Understanding how judges, litigants, and other actors have adapted to the administrative courts requires context. Our examination is both "top down" and "bottom up." 15 We emphasize the courts' institutional origins and development, and we consider how the courts' authority is perceived and deployed by judges, potential litigants, and their advocates. The factors influencing the mobilization of litigation and how courts draw officials and citizens together through a web of courtcentered relationships are then discussed. Parts II and III describe the history of the courts' origins to lay bare the political contingencies that determined the power given the courts as the Thai state underwent political transitions. Part II places the administrative courts in historical perspective, describing the development of courts in Thailand and their place in relation to the monarchy (the government's symbolic core) and the powerful bureaucratic state. Part III describes the constitutional and statutory powers given to the administrative courts. Part IV describes the administrative courts in action. We present a statistical overview of cases filed since the administrative courts opened in 2001 and an analysis of the courts' caseload. The caseload of the courts shows that litigation is concentrated in a few areas of government administration, and litigants typically have a continuing relationship with government regulators or are government officials themselves.

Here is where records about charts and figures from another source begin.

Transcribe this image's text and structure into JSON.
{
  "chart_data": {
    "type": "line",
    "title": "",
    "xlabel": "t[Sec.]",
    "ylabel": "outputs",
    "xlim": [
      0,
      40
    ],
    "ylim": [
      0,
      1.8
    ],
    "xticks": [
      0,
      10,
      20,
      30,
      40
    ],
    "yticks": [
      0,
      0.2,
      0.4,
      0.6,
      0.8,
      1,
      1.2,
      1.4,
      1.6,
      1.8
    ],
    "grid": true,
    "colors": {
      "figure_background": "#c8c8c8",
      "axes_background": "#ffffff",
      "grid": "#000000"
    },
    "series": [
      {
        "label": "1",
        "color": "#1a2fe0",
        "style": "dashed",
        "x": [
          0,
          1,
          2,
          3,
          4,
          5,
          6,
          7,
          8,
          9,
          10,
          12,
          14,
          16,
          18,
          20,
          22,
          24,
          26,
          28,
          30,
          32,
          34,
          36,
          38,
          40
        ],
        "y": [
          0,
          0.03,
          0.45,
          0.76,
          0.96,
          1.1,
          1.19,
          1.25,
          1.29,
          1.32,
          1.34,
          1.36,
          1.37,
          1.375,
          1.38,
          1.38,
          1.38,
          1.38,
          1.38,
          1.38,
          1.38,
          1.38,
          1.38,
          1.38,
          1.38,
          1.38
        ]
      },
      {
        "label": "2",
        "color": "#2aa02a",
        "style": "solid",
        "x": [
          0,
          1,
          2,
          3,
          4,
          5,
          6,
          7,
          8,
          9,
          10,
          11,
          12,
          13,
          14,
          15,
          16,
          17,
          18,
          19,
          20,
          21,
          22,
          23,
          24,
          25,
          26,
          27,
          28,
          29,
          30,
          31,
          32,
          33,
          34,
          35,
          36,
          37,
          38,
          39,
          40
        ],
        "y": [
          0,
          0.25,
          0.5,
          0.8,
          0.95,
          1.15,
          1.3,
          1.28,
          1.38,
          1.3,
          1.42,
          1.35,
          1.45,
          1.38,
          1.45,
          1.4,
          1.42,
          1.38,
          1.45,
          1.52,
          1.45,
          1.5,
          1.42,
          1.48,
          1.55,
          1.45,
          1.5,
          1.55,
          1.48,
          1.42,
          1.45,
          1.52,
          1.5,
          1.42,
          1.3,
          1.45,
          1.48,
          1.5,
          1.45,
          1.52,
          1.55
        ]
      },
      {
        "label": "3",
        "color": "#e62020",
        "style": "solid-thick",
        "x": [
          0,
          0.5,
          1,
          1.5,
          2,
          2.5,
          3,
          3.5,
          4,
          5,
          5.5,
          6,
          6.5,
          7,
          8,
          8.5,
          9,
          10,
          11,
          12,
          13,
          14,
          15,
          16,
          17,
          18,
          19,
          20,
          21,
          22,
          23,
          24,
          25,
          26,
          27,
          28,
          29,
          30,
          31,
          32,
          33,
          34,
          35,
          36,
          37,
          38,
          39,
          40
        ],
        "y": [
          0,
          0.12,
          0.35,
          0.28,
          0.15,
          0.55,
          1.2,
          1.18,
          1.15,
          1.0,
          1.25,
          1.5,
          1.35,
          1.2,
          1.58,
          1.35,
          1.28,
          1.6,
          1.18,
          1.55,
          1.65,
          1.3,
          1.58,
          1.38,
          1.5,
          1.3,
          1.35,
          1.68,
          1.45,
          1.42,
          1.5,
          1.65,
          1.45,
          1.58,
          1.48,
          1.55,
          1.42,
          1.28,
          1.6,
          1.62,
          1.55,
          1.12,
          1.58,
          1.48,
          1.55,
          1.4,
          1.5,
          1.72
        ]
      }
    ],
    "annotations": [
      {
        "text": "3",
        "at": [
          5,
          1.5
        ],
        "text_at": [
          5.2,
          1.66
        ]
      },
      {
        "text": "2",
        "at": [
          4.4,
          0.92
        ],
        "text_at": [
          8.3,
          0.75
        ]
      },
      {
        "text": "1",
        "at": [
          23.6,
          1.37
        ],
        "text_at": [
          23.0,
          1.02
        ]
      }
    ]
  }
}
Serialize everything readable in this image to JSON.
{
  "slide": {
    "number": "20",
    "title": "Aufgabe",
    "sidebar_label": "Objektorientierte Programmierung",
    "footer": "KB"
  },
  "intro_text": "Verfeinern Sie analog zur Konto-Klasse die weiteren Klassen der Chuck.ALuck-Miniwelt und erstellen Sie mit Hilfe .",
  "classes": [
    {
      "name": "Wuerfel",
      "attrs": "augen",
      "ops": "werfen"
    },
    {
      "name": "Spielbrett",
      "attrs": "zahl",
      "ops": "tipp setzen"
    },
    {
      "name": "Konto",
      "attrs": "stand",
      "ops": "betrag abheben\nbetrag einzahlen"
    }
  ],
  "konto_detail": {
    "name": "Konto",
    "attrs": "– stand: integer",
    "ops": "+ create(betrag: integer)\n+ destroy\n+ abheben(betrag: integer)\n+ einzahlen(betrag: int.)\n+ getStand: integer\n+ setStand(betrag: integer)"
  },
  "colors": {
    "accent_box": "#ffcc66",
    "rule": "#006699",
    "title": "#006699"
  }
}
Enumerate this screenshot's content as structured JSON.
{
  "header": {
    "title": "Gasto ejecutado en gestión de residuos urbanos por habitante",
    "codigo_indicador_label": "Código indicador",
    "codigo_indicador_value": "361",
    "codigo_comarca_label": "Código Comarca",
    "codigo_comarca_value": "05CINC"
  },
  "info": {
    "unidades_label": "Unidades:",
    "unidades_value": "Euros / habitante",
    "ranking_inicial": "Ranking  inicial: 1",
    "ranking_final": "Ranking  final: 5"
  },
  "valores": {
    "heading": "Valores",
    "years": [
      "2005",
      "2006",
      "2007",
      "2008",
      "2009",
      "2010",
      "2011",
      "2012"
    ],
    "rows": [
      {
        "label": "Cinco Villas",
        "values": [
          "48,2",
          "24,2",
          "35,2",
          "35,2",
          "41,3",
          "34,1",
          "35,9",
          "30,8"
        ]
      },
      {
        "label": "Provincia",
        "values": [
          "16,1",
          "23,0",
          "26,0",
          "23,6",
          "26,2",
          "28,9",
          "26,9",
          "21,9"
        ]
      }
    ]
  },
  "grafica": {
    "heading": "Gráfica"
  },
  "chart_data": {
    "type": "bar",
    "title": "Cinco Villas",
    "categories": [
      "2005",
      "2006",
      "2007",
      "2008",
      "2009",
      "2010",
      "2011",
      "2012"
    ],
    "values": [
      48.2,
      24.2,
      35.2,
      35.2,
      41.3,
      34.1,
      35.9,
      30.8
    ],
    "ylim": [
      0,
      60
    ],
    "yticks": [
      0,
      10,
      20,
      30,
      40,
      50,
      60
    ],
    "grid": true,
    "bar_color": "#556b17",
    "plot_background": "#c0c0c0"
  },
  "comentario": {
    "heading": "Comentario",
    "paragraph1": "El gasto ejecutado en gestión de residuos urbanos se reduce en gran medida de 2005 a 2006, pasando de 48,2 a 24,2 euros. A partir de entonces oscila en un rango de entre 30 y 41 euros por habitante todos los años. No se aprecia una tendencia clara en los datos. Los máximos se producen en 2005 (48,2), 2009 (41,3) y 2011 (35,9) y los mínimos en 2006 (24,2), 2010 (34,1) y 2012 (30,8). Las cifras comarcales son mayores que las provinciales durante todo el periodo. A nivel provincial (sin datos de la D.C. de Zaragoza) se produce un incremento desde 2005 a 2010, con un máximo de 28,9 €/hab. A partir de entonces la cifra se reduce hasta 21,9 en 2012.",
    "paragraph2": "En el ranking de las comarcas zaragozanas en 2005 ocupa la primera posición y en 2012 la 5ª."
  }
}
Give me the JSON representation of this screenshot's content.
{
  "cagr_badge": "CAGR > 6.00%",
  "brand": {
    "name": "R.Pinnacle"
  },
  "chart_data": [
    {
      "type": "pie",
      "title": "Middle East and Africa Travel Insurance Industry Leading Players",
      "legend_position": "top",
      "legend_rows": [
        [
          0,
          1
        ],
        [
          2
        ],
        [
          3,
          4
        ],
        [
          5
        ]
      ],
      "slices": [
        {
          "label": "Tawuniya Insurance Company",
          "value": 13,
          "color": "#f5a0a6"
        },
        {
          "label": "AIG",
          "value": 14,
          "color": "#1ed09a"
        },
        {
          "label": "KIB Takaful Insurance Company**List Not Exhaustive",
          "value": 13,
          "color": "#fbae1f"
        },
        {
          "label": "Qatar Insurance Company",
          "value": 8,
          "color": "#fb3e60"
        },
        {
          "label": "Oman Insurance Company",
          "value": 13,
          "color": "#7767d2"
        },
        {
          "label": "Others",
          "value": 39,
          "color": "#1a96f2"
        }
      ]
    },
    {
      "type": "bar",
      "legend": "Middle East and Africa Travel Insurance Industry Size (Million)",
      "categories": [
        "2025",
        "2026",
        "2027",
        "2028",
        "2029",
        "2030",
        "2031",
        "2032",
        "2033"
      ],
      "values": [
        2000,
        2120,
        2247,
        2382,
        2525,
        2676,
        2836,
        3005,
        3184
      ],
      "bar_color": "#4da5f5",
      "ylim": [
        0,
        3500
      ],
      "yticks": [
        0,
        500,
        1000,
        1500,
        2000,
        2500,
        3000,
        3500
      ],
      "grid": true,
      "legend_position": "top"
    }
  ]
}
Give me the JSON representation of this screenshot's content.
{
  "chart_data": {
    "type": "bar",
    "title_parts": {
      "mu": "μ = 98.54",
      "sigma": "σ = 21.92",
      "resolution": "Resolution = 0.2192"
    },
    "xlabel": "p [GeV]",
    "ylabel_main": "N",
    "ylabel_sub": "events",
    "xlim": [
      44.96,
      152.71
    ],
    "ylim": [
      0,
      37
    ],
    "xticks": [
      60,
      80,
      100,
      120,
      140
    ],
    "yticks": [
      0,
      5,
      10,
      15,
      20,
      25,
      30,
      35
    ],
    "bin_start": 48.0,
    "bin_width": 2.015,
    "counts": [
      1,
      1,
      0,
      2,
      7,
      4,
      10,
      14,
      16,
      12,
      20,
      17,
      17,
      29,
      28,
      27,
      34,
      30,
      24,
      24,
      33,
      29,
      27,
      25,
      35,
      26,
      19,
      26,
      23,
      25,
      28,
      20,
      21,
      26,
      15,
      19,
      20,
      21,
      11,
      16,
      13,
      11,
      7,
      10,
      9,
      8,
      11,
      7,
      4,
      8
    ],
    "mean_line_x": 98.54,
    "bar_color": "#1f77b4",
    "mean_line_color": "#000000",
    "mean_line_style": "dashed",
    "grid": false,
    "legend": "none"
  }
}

More surprising is the increasing frequency of environmental rights litigation where litigants have little familiarity with government regulation and limited means or knowledge to litigate. In Part V, we undertake a case study of one type of litigation's development to illustrate the dependence of and effectiveness of litigation for rights on a system of "support structures." 16 Thailand lacks many of the supporting institutions and practices typical of developed Western democracies, such as a politically savvy and powerful legal profession, a rightsconscious judiciary, influential public and private organizations supporting litigation for rights, and public consciousness of rights. Yet following constitutional reform, rights-oriented litigation emerged in the administrative courts through the efforts of a small, self-sustaining community of activist attorneys. We describe the career of a leading environmental litigator and his network and the mutually constructive effects of the outcomes of this litigation on the support structures for the courts.

A concluding Part VI draws on the foregoing analysis to address a question posed by many Western observers of new judicial systems: Do new administrative courts provide an alternative path for the rule of law? We find that under both democratic and military rule, the administrative courts have provided a means of accountability accessible to ordinary Thai citizens. We identify factors that influenced this possibility and provide starting points for comparisons with the courts of other developing countries as well as with judicial systems in developed democratic states.